The spokes 9 each comprise circumferential extensions 15. As shown in Figure 9, an insert 18 is disposed between a radial outer edge of the permanent magnets 6 and the circumferential extensions 15 to inhibit radial movement of the permanent magnet 6. The insert 18 in the present embodiment is made of a plastics material and is profiled to match the internal profile of the circumferential extensions 15.

In a variant, the secondary magnets 20 are arranged such that the magnetization direction of the secondary magnet 20 in each spoke 9 is in opposition to the magnetic flux orientation in that spoke 9 generated by the adjacent permanent magnets 6. The polarity of the secondary magnets 6 is in a repulsion mode to the flux generated by the permanent magnets 6 in that spoke 9. In each spoke 9 in which the adjacent permanent magnets 6 are mounted such that the magnetization directions are oriented towards each other (i.e. to generate a radially outward flux direction in the airgap), the secondary magnet 20 in that spoke 9 is oriented such that the magnetization direction is radially inward.
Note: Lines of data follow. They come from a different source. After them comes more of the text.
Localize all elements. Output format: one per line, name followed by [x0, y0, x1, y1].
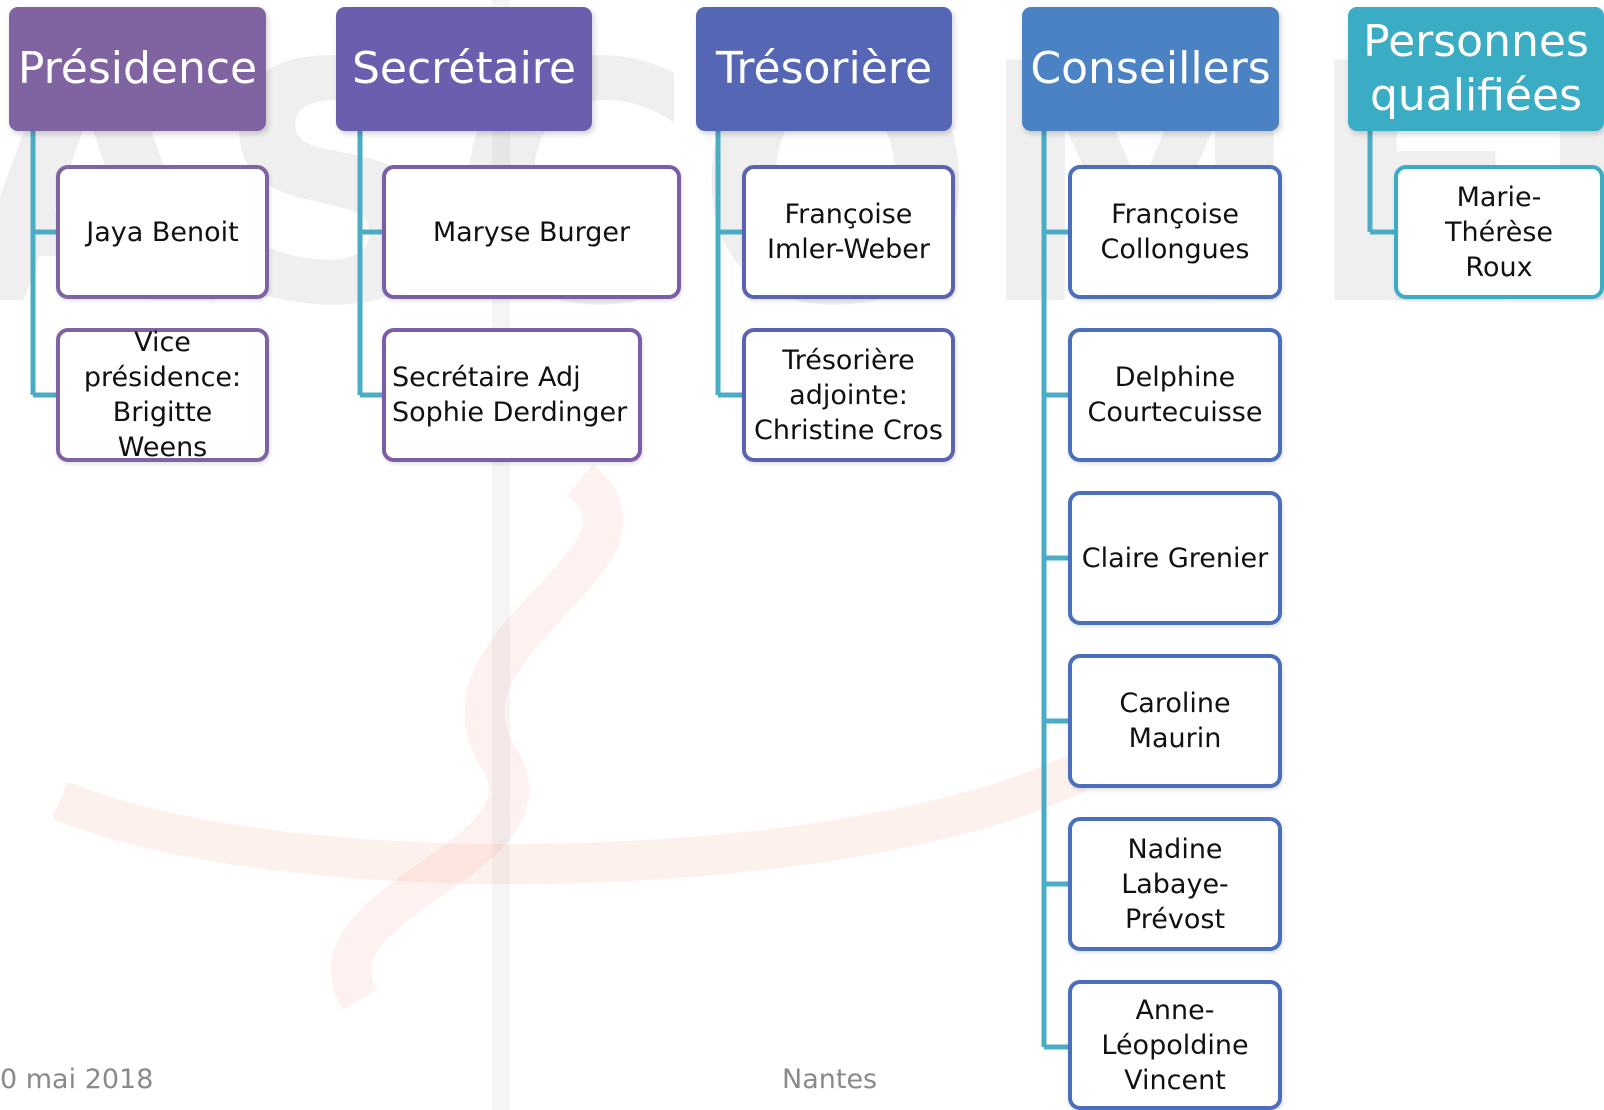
footer-date: 0 mai 2018: [0, 1064, 154, 1095]
node-tresoriere-adjointe: Trésorière adjointe: Christine Cros: [742, 328, 955, 462]
footer-place: Nantes: [782, 1064, 878, 1095]
node-anne-leopoldine-vincent: Anne- Léopoldine Vincent: [1068, 980, 1282, 1110]
node-marie-therese-roux: Marie-Thérèse Roux: [1394, 165, 1604, 299]
node-maryse-burger: Maryse Burger: [382, 165, 681, 299]
node-vice-presidence: Vice présidence: Brigitte Weens: [56, 327, 269, 463]
connector-secretaire: [357, 131, 384, 398]
connector-personnes: [1367, 131, 1396, 235]
connector-presidence: [30, 131, 58, 398]
header-tresoriere: Trésorière: [696, 7, 952, 131]
node-francoise-imler-weber: Françoise Imler-Weber: [742, 165, 955, 299]
node-jaya-benoit: Jaya Benoit: [56, 165, 269, 299]
connector-tresoriere: [715, 131, 744, 398]
header-presidence: Présidence: [9, 7, 266, 131]
node-caroline-maurin: Caroline Maurin: [1068, 654, 1282, 788]
node-nadine-labaye-prevost: Nadine Labaye- Prévost: [1068, 817, 1282, 951]
node-secretaire-adjointe: Secrétaire Adj Sophie Derdinger: [382, 328, 642, 462]
header-secretaire: Secrétaire: [336, 7, 592, 131]
node-delphine-courtecuisse: Delphine Courtecuisse: [1068, 328, 1282, 462]
node-claire-grenier: Claire Grenier: [1068, 491, 1282, 625]
node-francoise-collongues: Françoise Collongues: [1068, 165, 1282, 299]
connector-conseillers: [1041, 131, 1070, 1050]
header-personnes-qualifiees: Personnes qualifiées: [1348, 7, 1604, 131]
header-conseillers: Conseillers: [1022, 7, 1279, 131]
Conversely, in each spoke 9 in which the adjacent permanent magnets 6 are mounted such that the magnetization directions are oriented away from each other (i.e. to generate a radially inward flux direction in the airgap), the secondary magnet 6 in that spoke 9 is oriented such that the magnetization direction is radially outward. The arrangement of the bridge elements 12A-C and the flux barriers 13 have been described with reference to a permanent magnet electric machine 1 . However, aspects of the invention described herein may be applicable to other types of motor, such as a switched reluctance machine. By way of example, a switched reluctance machine 101 is shown in Figure 10A. Like reference numerals are used for like components, albeit increased by 100 for the sake of clarity.

The switched reluctance machine 101 comprises a rotor 103 and a stator 104. As shown in Figure 10B, the rotor 103 comprises a plurality of spokes 109 each comprising a plurality of flux barriers 1 13. It will be understood that the rotor 103 of the switched reluctance machine 101 does not include permanent magnets disposed between the spokes 109. Rather, the rotor 103 is made of a magnetic material, such as electrical steel, and the spokes 109 each form a rotor pole. The stator 104 comprises a plurality of windings arranged to form stator poles 1 19. The stator poles 1 19 are selectively energized to generate a stator field which attracts with the rotor poles and drivingly rotates the rotor 103. In this application, the bridge elements 12A-C are adapted to control magnetic flux leakage from the stator field into the centre section 108 of the rotor 103. In the illustrated arrangement, the flux barriers 1 13 extend radially outwardly beyond those of the other embodiments illustrated herein. Furthermore, the lateral extent of the innermost flux barriers 1 13 is increased so as to extend laterally outwardly into the region of the centre section 108 radially inset from the permanent magnets 106. In the embodiment illustrated in Figures 10A and 10B, the flux barriers 1 13 extend circumferentially around the centre section 108 of the rotor 103.